Ms. Ishaq has been personally singled out for the national spotlight by no less than Stephen Harper himself. In fact the entire government of Canada seems obsessed by this one woman, while the Conservative Party of Canada actually rushed out a fund-raising appeal based on Ms. Ishaq's apparently mortal threat to the Canadian Way of Life.

Quite simply, the Conservatives have decided that she is a useful weapon in their re-election campaign. By scapegoating her while introducing their much-criticized new anti-terrorism bill, they hope to convince frightened voters that the Conservatives are their best hope against dangers of all kinds. But in doing so, they are instead actually jeopardizing the country's security. Stephen Harper and his minions are actually subverting the work of our security forces by alienating much of the Muslim community.

CSIS and the Mounties badly need the co-operation of the Muslim community to provide information about security risks among them. Yet even moderate Muslims – the large majority – are outraged by the way the government has, among other things, been picking on this one harmless Muslim woman, and in the process mocking the right of all Muslims to follow their religion in the way they want. Out of sheer political opportunism, Stephen Harper is undermining that community's trust in official Canada while very likely estranging and radicalizing some Muslims, perhaps dangerously.

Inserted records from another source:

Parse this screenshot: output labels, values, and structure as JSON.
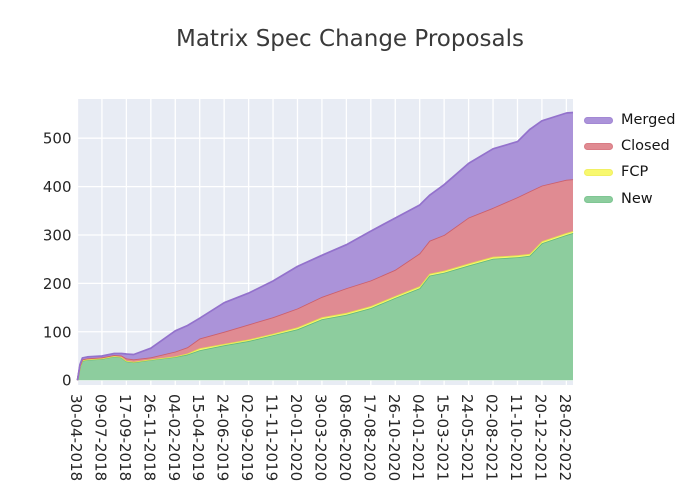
{
  "chart_data": {
    "type": "area",
    "stacked": true,
    "title": "Matrix Spec Change Proposals",
    "xlabel": "",
    "ylabel": "",
    "grid": true,
    "panel_color": "#e8ecf4",
    "grid_color": "#ffffff",
    "legend_position": "outside upper right",
    "legend_order": [
      "Merged",
      "Closed",
      "FCP",
      "New"
    ],
    "y_ticks": [
      0,
      100,
      200,
      300,
      400,
      500
    ],
    "ylim": [
      -10,
      581
    ],
    "x_tick_labels": [
      "30-04-2018",
      "09-07-2018",
      "17-09-2018",
      "26-11-2018",
      "04-02-2019",
      "15-04-2019",
      "24-06-2019",
      "02-09-2019",
      "11-11-2019",
      "20-01-2020",
      "30-03-2020",
      "08-06-2020",
      "17-08-2020",
      "26-10-2020",
      "04-01-2021",
      "15-03-2021",
      "24-05-2021",
      "02-08-2021",
      "11-10-2021",
      "20-12-2021",
      "28-02-2022"
    ],
    "x_range": [
      "30-04-2018",
      "19-03-2022"
    ],
    "series": [
      {
        "name": "New",
        "fill": "#8dcd9e",
        "edge": "#62b97e"
      },
      {
        "name": "FCP",
        "fill": "#f8f86e",
        "edge": "#e3e04e"
      },
      {
        "name": "Closed",
        "fill": "#e08b92",
        "edge": "#cb5f6c"
      },
      {
        "name": "Merged",
        "fill": "#ab93d9",
        "edge": "#9372cc"
      }
    ],
    "points": {
      "dates": [
        "30-04-2018",
        "07-05-2018",
        "14-05-2018",
        "28-05-2018",
        "09-07-2018",
        "13-08-2018",
        "03-09-2018",
        "17-09-2018",
        "08-10-2018",
        "26-11-2018",
        "04-02-2019",
        "11-03-2019",
        "15-04-2019",
        "24-06-2019",
        "02-09-2019",
        "11-11-2019",
        "20-01-2020",
        "30-03-2020",
        "08-06-2020",
        "17-08-2020",
        "26-10-2020",
        "04-01-2021",
        "01-02-2021",
        "15-03-2021",
        "24-05-2021",
        "02-08-2021",
        "11-10-2021",
        "15-11-2021",
        "20-12-2021",
        "28-02-2022",
        "19-03-2022"
      ],
      "New": [
        0,
        26,
        40,
        42,
        44,
        49,
        47,
        39,
        37,
        42,
        48,
        53,
        62,
        72,
        81,
        93,
        105,
        126,
        135,
        149,
        170,
        190,
        216,
        222,
        237,
        251,
        254,
        257,
        283,
        300,
        304
      ],
      "FCP": [
        0,
        1,
        1,
        1,
        1,
        1,
        1,
        1,
        1,
        1,
        1,
        2,
        4,
        3,
        3,
        3,
        4,
        4,
        4,
        4,
        4,
        4,
        4,
        4,
        4,
        4,
        4,
        4,
        4,
        4,
        4
      ],
      "Closed": [
        0,
        2,
        2,
        2,
        2,
        2,
        3,
        5,
        5,
        4,
        10,
        13,
        20,
        25,
        31,
        34,
        39,
        42,
        51,
        53,
        54,
        68,
        68,
        74,
        95,
        101,
        120,
        129,
        115,
        110,
        107
      ],
      "Merged": [
        0,
        3,
        3,
        3,
        3,
        3,
        4,
        9,
        10,
        19,
        43,
        45,
        42,
        60,
        65,
        75,
        87,
        86,
        90,
        102,
        107,
        100,
        94,
        104,
        112,
        122,
        115,
        128,
        134,
        138,
        138
      ]
    }
  }
}
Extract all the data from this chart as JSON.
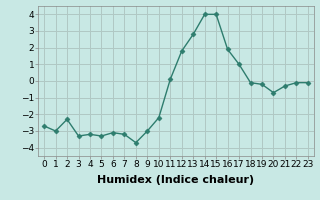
{
  "x": [
    0,
    1,
    2,
    3,
    4,
    5,
    6,
    7,
    8,
    9,
    10,
    11,
    12,
    13,
    14,
    15,
    16,
    17,
    18,
    19,
    20,
    21,
    22,
    23
  ],
  "y": [
    -2.7,
    -3.0,
    -2.3,
    -3.3,
    -3.2,
    -3.3,
    -3.1,
    -3.2,
    -3.7,
    -3.0,
    -2.2,
    0.1,
    1.8,
    2.8,
    4.0,
    4.0,
    1.9,
    1.0,
    -0.1,
    -0.2,
    -0.7,
    -0.3,
    -0.1,
    -0.1
  ],
  "line_color": "#2e7d6e",
  "marker": "D",
  "marker_size": 2.5,
  "xlabel": "Humidex (Indice chaleur)",
  "xlim": [
    -0.5,
    23.5
  ],
  "ylim": [
    -4.5,
    4.5
  ],
  "yticks": [
    -4,
    -3,
    -2,
    -1,
    0,
    1,
    2,
    3,
    4
  ],
  "xticks": [
    0,
    1,
    2,
    3,
    4,
    5,
    6,
    7,
    8,
    9,
    10,
    11,
    12,
    13,
    14,
    15,
    16,
    17,
    18,
    19,
    20,
    21,
    22,
    23
  ],
  "xtick_labels": [
    "0",
    "1",
    "2",
    "3",
    "4",
    "5",
    "6",
    "7",
    "8",
    "9",
    "10",
    "11",
    "12",
    "13",
    "14",
    "15",
    "16",
    "17",
    "18",
    "19",
    "20",
    "21",
    "22",
    "23"
  ],
  "bg_color": "#c8e8e4",
  "grid_color": "#b0c8c4",
  "tick_fontsize": 6.5,
  "xlabel_fontsize": 8
}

How can he possibly not understand this?

Other Canadians are also guilty of this reckless behaviour, further angering all Muslims and in particular alienating younger ones. Far too many of these provocateurs are from Quebec, people with responsible positions as political, community and judicial leaders. They are not merely bigoted and intolerant. They are also divisive and destructive. They are playing into the hands of ISIS. As they surely must understand, they are sending an unmistakable message to every Muslim in the land: You are not one of us and we don't trust any of you. And that message is being heard loud and clear by Muslims everywhere, with predictable repercussions.

Is it really too much to expect the Prime Minister of Canada to act responsibly at a time like this? It seems it is. Politics trumps all, even if it means turning other Canadians against Muslims and turning Muslims against official Canada. The consequences of both remain to be seen.